As Pete Rugolo’s version of Ornithology and Karrin Allyson’s version of Donna Lee demonstrate, some bop tunes can also work as countermelodies to the tunes from which their chord progressions are borrowed. Although we have no way of knowing whether Benny Harris designed ‘Ornithology’ as a countermelody to ‘How High The Moon’ or whether Miles Davis intended ‘Donna Lee’ as a countermelody to ‘Back Home In Indiana’, these contrapuntal combinations work well enough to suggest that the counterpoint was at least partly intended by the composers, even if they never used it themselves in performance and left it for future generations to discover. Studying the contrapuntal aspects of these tunes led me to design ‘Silverbird’ as a countermelody to ‘There Is No Greater Love’ (although I don’t demonstrate that aspect in my recording of the tune.)
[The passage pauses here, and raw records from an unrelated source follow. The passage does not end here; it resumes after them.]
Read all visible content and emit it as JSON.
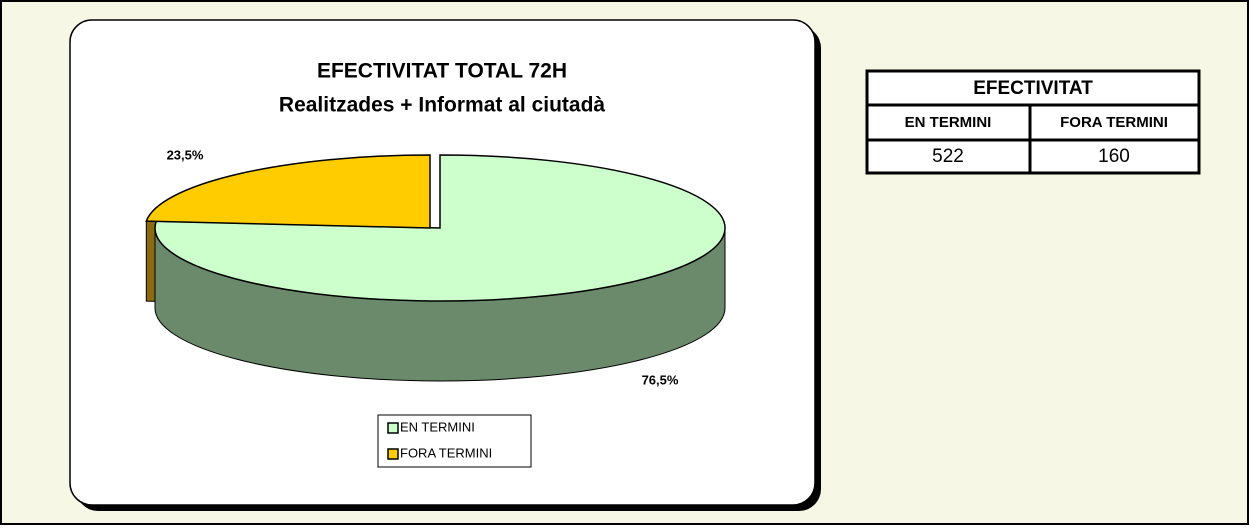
{
  "chart_data": {
    "type": "pie",
    "title": "EFECTIVITAT TOTAL 72H",
    "subtitle": "Realitzades + Informat al ciutadà",
    "categories": [
      "EN TERMINI",
      "FORA TERMINI"
    ],
    "values": [
      76.5,
      23.5
    ],
    "value_labels": [
      "76,5%",
      "23,5%"
    ],
    "colors": [
      "#ccffcc",
      "#ffcc00"
    ],
    "side_colors": [
      "#6b8a6b",
      "#8a6b10"
    ]
  },
  "table": {
    "title": "EFECTIVITAT",
    "columns": [
      "EN TERMINI",
      "FORA TERMINI"
    ],
    "rows": [
      [
        522,
        160
      ]
    ]
  }
}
Pianist and composer Fred Hersch mentions in his recent memoir Good Things Happen Slowly that listening to multiple versions of a song by various master jazz players can help one develop a sense of the song’s possibilities as an improvisational vehicle. When I worked on ‘There Is No Greater Love’ recently with a combo at Vermont Jazz Camp, we listened to versions of the tune by Chet Baker, Sarah Vaughan and Miles Davis. These three versions suggest the universe of possibilities which jazz players can find within a seemingly simple tune. Baker sings the tune at a ballad tempo, adding slight diatonic ornaments and more radical rhythmic adjustments to the original melody. On his version of ‘There Is No Greater Love’ from the album ‘Four and More’, Miles Davis takes the tune at a much faster tempo and regards the original melody with his trademark sense of detachment, departing more radically from the melody line than Baker does (starting at the fifth measure) and in other places leaving significant chunks of the melody unplayed (such as the third and fourth bars of the bridge.) Miles’ interpretation of the melody questions the traditional hierarchy that places a soloist in the foreground and accompanists in the background, and shifts the focus toward the unique group interaction that was occurring in Miles’ ‘Second Quintet’, which featured the adventurous young rhythm section of Herbie Hancock on piano, Ron Carter on bass and Tony Williams on drums. Sarah Vaughan’s version from ‘Live In Japan Vol. 2’ uses the tune as a virtuosic display of her skills at improvising and interacting with her trio, dispensing with lyrics and soloing first with bass and voice only, then drums and voice only, then with piano and voice only before bringing in the whole group.
I hope that listening to these great versions, learning the original melody and changes to ‘There Is No Greater Love’ and practicing ‘Silverbird’ will give you some ideas of your own about how you’d like to interpret the melody of this great standard and improvise on its chord progression. I encourage you to share any thoughts in the comment section, particularly about practicing ‘There Is No Greater Love’ and/or ‘Silverbird’, or about other versions of ‘There Is No Greater Love’ that you find particularly original, unusual or inspirational.